MONET Claude - Femmes au jardin, 1867, musée d'Orsay, Paris
Monet est amoureux. Au printemps 1867, il vit son amour avec Camille dans une petite maison de banlieue entourée d’un jardin, à Sèvres, près de Ville-d’Avray. Les parfums fruités des boutons de roses libérant leurs corolles envahissent l'air.
Fort du succès obtenu au Salon précédent, l’artiste s’obstine à peindre de nouveau un tableau grand format, une sorte de rattrapage à son Déjeuner sur l’herbe inachevé.

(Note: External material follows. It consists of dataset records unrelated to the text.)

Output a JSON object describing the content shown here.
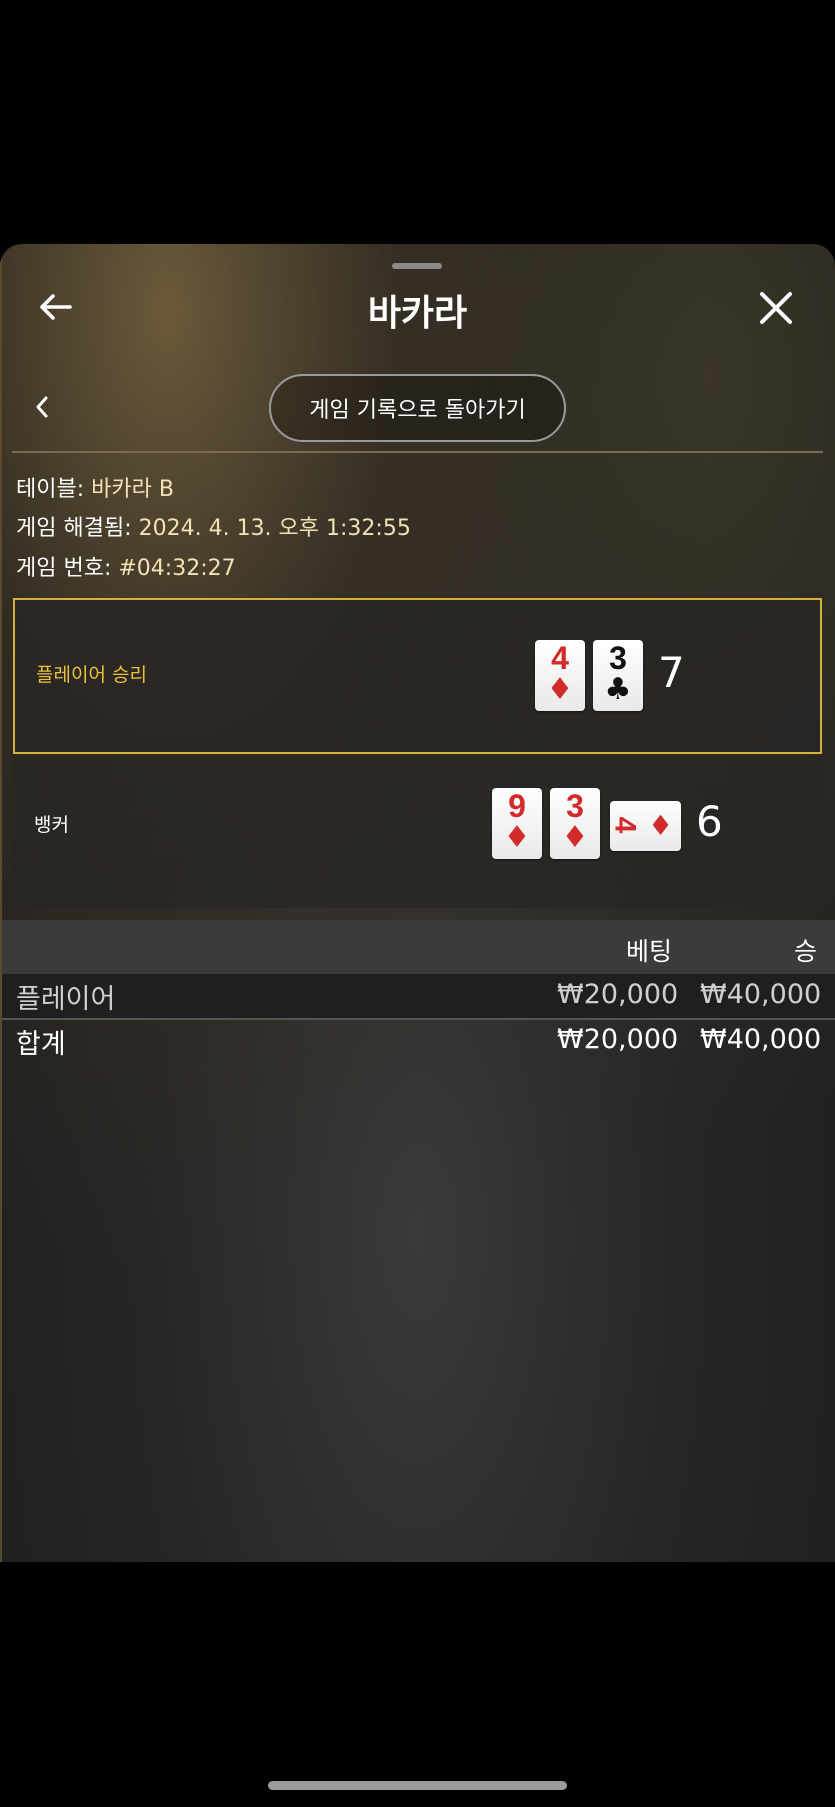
{
  "header": {
    "title": "바카라"
  },
  "nav": {
    "history_button": "게임 기록으로 돌아가기"
  },
  "info": {
    "table_label": "테이블: ",
    "table_value": "바카라 B",
    "resolved_label": "게임 해결됨: ",
    "resolved_value": "2024. 4. 13. 오후 1:32:55",
    "number_label": "게임 번호: ",
    "number_value": "#04:32:27"
  },
  "player": {
    "label": "플레이어 승리",
    "score": "7",
    "cards": [
      {
        "rank": "4",
        "suit": "♦",
        "color": "red"
      },
      {
        "rank": "3",
        "suit": "♣",
        "color": "black"
      }
    ]
  },
  "banker": {
    "label": "뱅커",
    "score": "6",
    "cards": [
      {
        "rank": "9",
        "suit": "♦",
        "color": "red"
      },
      {
        "rank": "3",
        "suit": "♦",
        "color": "red"
      },
      {
        "rank": "4",
        "suit": "♦",
        "color": "red",
        "rotated": true
      }
    ]
  },
  "bets": {
    "columns": {
      "bet": "베팅",
      "win": "승"
    },
    "rows": [
      {
        "name": "플레이어",
        "bet": "₩20,000",
        "win": "₩40,000"
      }
    ],
    "total": {
      "name": "합계",
      "bet": "₩20,000",
      "win": "₩40,000"
    }
  },
  "colors": {
    "accent_gold": "#e9c23d",
    "info_value": "#f2e2b6",
    "card_red": "#d12b2b"
  }
}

Le projet est d’importance : 2,50 mètres de hauteur ; des figures en plein air de jeunes femmes grandeur nature installées au bord d’une allée sur une pelouse ensoleillée.
Monet souhaite peindre la toile entièrement sur le motif, dans le jardin. Il n’a pas lésiné sur les moyens pour réussir son travail. Un fossé a été creusé dans la terre pour pouvoir enfouir progressivement la peinture lorsqu’il en peint le haut. Un système de poulies permet de faire monter ou descendre la toile à la manivelle.

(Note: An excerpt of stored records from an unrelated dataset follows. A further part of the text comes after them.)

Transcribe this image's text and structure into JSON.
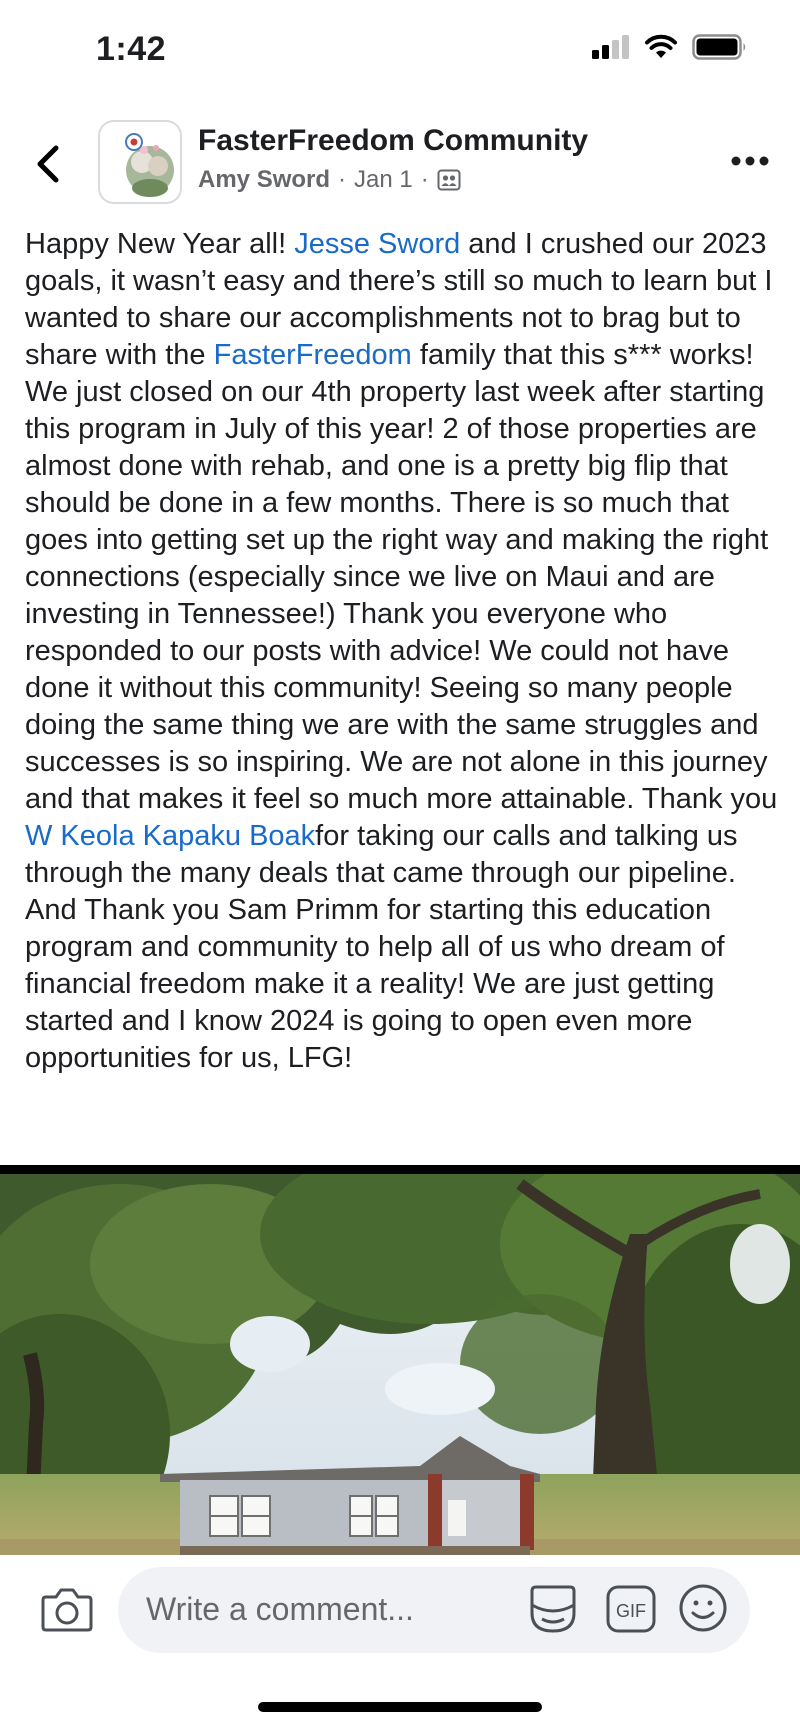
{
  "status_bar": {
    "time": "1:42"
  },
  "header": {
    "group_name": "FasterFreedom Community",
    "author": "Amy Sword",
    "separator": "·",
    "date": "Jan 1",
    "icons": [
      "back-chevron-icon",
      "group-icon",
      "more-icon"
    ]
  },
  "post": {
    "segments": [
      {
        "text": "Happy New Year all! ",
        "type": "text"
      },
      {
        "text": "Jesse Sword",
        "type": "link"
      },
      {
        "text": " and I crushed our 2023 goals, it wasn’t easy and there’s still so much to learn but I wanted to share our accomplishments not to brag but to share with the ",
        "type": "text"
      },
      {
        "text": "FasterFreedom",
        "type": "link"
      },
      {
        "text": " family that this s*** works!  We just closed on our 4th property last week after starting this program in July of this year! 2 of those properties are almost done with rehab, and one is a pretty big flip that should be done in a few months. There is so much that goes into getting set up the right way and making the right connections (especially since we live on Maui and are investing in Tennessee!) Thank you everyone who responded to our posts with advice! We could not have done it without this community! Seeing so many people doing the same thing we are with the same struggles and successes is so inspiring. We are not alone in this journey and that makes it feel so much more attainable. Thank you ",
        "type": "text"
      },
      {
        "text": "W Keola Kapaku Boak",
        "type": "link"
      },
      {
        "text": "for taking our calls and talking us through the many deals that came through our pipeline. And Thank you Sam Primm for starting this education program and community to help all of us who dream of financial freedom make it a reality! We are just getting started and I know 2024 is going to open even more opportunities for us, LFG!",
        "type": "text"
      }
    ],
    "link_color": "#1a6ac8"
  },
  "comment_bar": {
    "placeholder": "Write a comment...",
    "gif_label": "GIF",
    "icons": [
      "camera-icon",
      "sticker-icon",
      "gif-icon",
      "emoji-icon"
    ]
  },
  "colors": {
    "text": "#1c1e21",
    "secondary": "#65676b",
    "input_bg": "#f0f2f5"
  }
}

Le projet du peintre : représenter quatre jeunes femmes revêtues de robes d’été élégantes. Faute de moyens financiers, la plupart des robes utilisées pour le Déjeuner seront réutilisées. Deux modèles sont disponibles : Camille et une amie. « Qu’importe tu seras les trois femmes qui seront sur la gauche de la toile, dit le peintre à Camille ! » Gentiment, elle s’exécute. Chaque jour, elle change de robe comme de personnage.

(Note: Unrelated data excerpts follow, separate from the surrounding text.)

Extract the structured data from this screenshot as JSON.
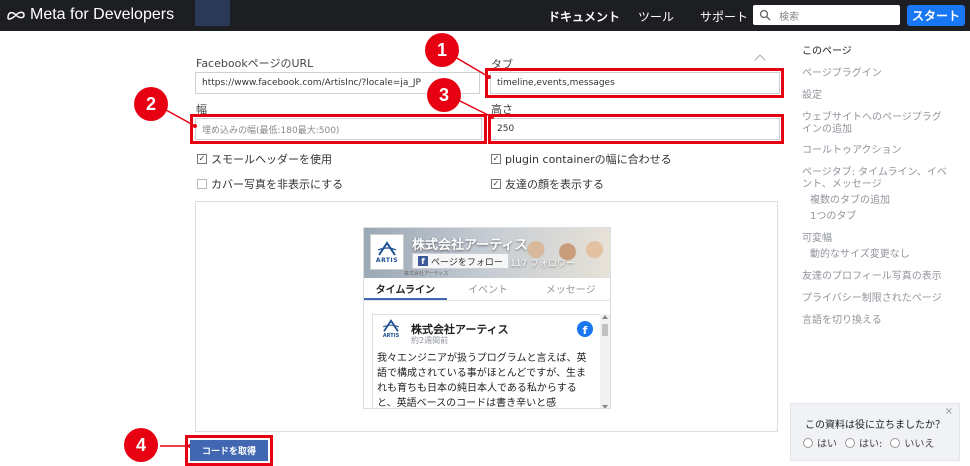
{
  "topbar": {
    "logo_text": "Meta for Developers",
    "nav_docs": "ドキュメント",
    "nav_tools": "ツール",
    "nav_support": "サポート",
    "search_placeholder": "検索",
    "start_button": "スタート"
  },
  "form": {
    "url_label": "FacebookページのURL",
    "url_value": "https://www.facebook.com/ArtisInc/?locale=ja_JP",
    "tabs_label": "タブ",
    "tabs_value": "timeline,events,messages",
    "width_label": "幅",
    "width_placeholder": "埋め込みの幅(最低:180最大:500)",
    "height_label": "高さ",
    "height_value": "250",
    "checks": [
      {
        "label": "スモールヘッダーを使用",
        "checked": true
      },
      {
        "label": "plugin containerの幅に合わせる",
        "checked": true
      },
      {
        "label": "カバー写真を非表示にする",
        "checked": false
      },
      {
        "label": "友達の顔を表示する",
        "checked": true
      }
    ],
    "get_code_button": "コードを取得"
  },
  "callouts": [
    "1",
    "2",
    "3",
    "4"
  ],
  "plugin": {
    "page_name": "株式会社アーティス",
    "follow_button": "ページをフォロー",
    "followers": "117 フォロワー",
    "logo_text": "ARTIS",
    "caption": "株式会社アーティス",
    "tabs": [
      "タイムライン",
      "イベント",
      "メッセージ"
    ],
    "post": {
      "name": "株式会社アーティス",
      "time": "約2週間前",
      "body": "我々エンジニアが扱うプログラムと言えば、英語で構成されている事がほとんどですが、生まれも育ちも日本の純日本人である私からすると、英語ベースのコードは書き辛いと感"
    }
  },
  "sidebar": {
    "items": [
      "このページ",
      "ページプラグイン",
      "設定",
      "ウェブサイトへのページプラグ",
      "インの追加",
      "コールトゥアクション",
      "ページタブ: タイムライン、イベ",
      "ント、メッセージ",
      "複数のタブの追加",
      "1つのタブ",
      "可変幅",
      "動的なサイズ変更なし",
      "友達のプロフィール写真の表示",
      "プライバシー制限されたページ",
      "言語を切り換える"
    ]
  },
  "feedback": {
    "question": "この資料は役に立ちましたか？",
    "close": "×",
    "options": [
      "はい",
      "はい:",
      "いいえ"
    ]
  },
  "colors": {
    "highlight": "#e60012",
    "accent": "#1877f2",
    "fb_blue": "#4267b2"
  }
}
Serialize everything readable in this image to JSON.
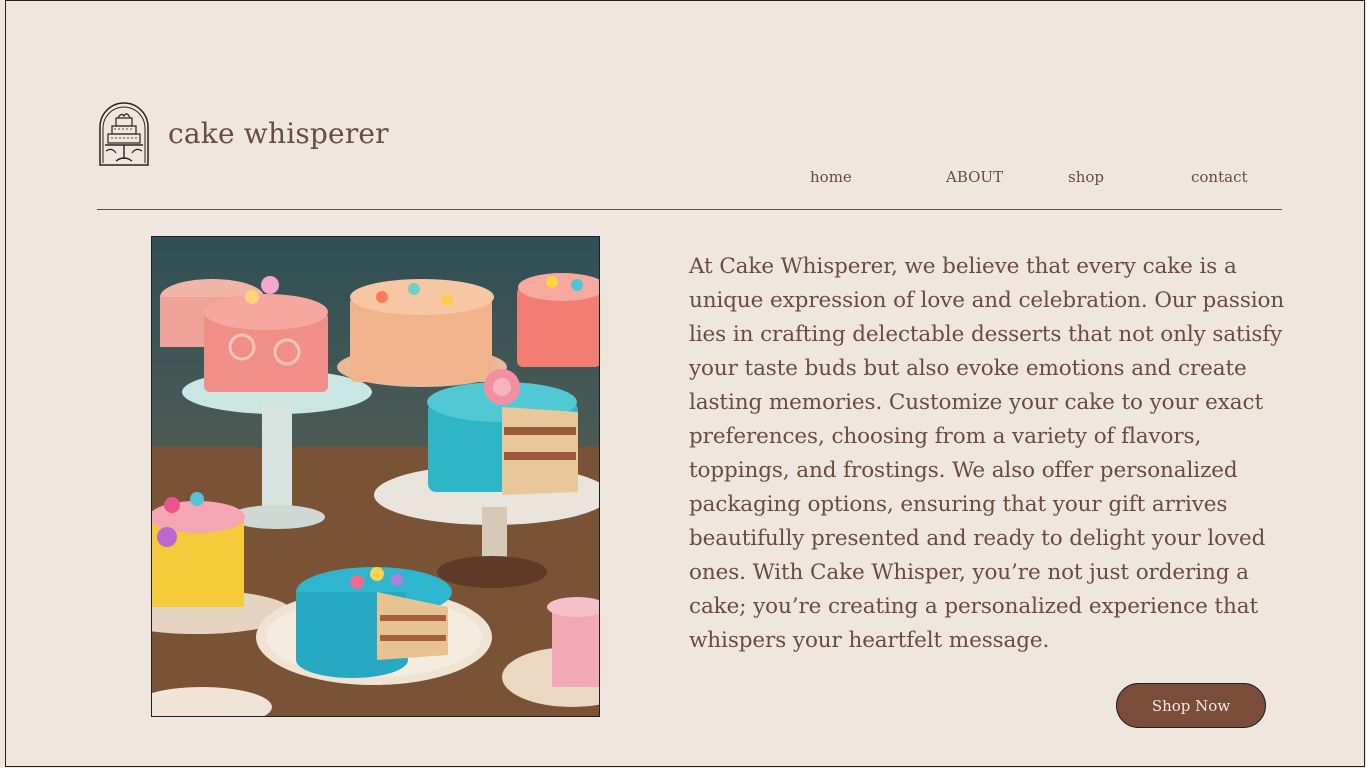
{
  "brand": {
    "name": "cake whisperer",
    "logo_icon": "cake-stand-logo-icon"
  },
  "nav": {
    "home": "home",
    "about": "ABOUT",
    "shop": "shop",
    "contact": "contact"
  },
  "hero": {
    "image_alt": "Decorated cakes on stands",
    "description": "At Cake Whisperer, we believe that every cake is a unique expression of love and celebration. Our passion lies in crafting delectable desserts that not only satisfy your taste buds but also evoke emotions and create lasting memories. Customize your cake to your exact preferences, choosing from a variety of flavors, toppings, and frostings. We also offer personalized packaging options, ensuring that your gift arrives beautifully presented and ready to delight your loved ones. With Cake Whisper, you’re not just ordering a cake; you’re creating a personalized experience that whispers your heartfelt message.",
    "cta_label": "Shop Now"
  },
  "colors": {
    "background": "#efe6dd",
    "text": "#6b4b3e",
    "button": "#7a4d3a",
    "button_text": "#f3e9e0"
  }
}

Assise au centre, la toilette de la jeune femme est splendide : une robe et une veste blanches ornées d’élégantes broderies en arabesques noires. Paupières baissées sous l’ombrelle saumon, son regard se penche vers le bouquet de fleurs blotti au creux de sa robe dont le jupon blanc déborde de l’allée. La lumière traverse l’ombrelle et chauffe son visage. La tendance de l’été est au petit chapeau à galettes qui lui enserre les cheveux.
Derrière Camille, c’est à nouveau Camille qui pose pour les deux femmes debout dans l’ombre : de profil, en crinoline blanche rayée de vert, coiffée d’un autre curieux petit chapeau posé sur le chignon dont le ruban blanc lui tombe jusqu’au bas du dos ; de face, jupe droite beige, le visage enfouit dans un bouquet de fleurs, ses grands yeux foncés regardant son Claude qui travaille inlassablement.
Au fond de l’allée rosâtre, une quatrième femme aux cheveux roux cueille une rose. Sa robe en mousseline blanche à pois noirs illumine tout le tableau qui est traversé d’une lumière du jour exceptionnelle.
La nouvelle manière de peindre de Monet ne plait pas au monde poussiéreux du Salon. Ses Femmes au jardin ne sont pas acceptées par le jury du Salon de 1867. Tous ses amis sont également refusés. La plupart, dégoutés, vont envisager de montrer leur travail dans une Exposition des Refusés.
« Qu’ils aillent se faire… éructe Monet en apprenant la décision du jury ! ». Il est d’autant plus furieux qu’il ressent ce rejet comme une insulte envers sa gracieuse compagne, omniprésente sur la grande toile, elle qui avait fait l’objet de commentaires grandiloquents au même Salon de l’année précédente dans La femme à la robe verte.
Malgré les ennuis financiers, une grande joie va arriver dans le couple. En août de cette même année, Camille donne naissance à son fils Jean. Elle a vingt ans, Claude n’en a pas encore vingt-sept. Occupé à peindre des paysages chez ses parents à Sainte-Adresse en Normandie, il ne peut être présent à l’accouchement. Le travail avant tout…
Le fidèle Bazille sera le parrain de l’enfant et, pour aider ses amis, il achète Femmes au jardin.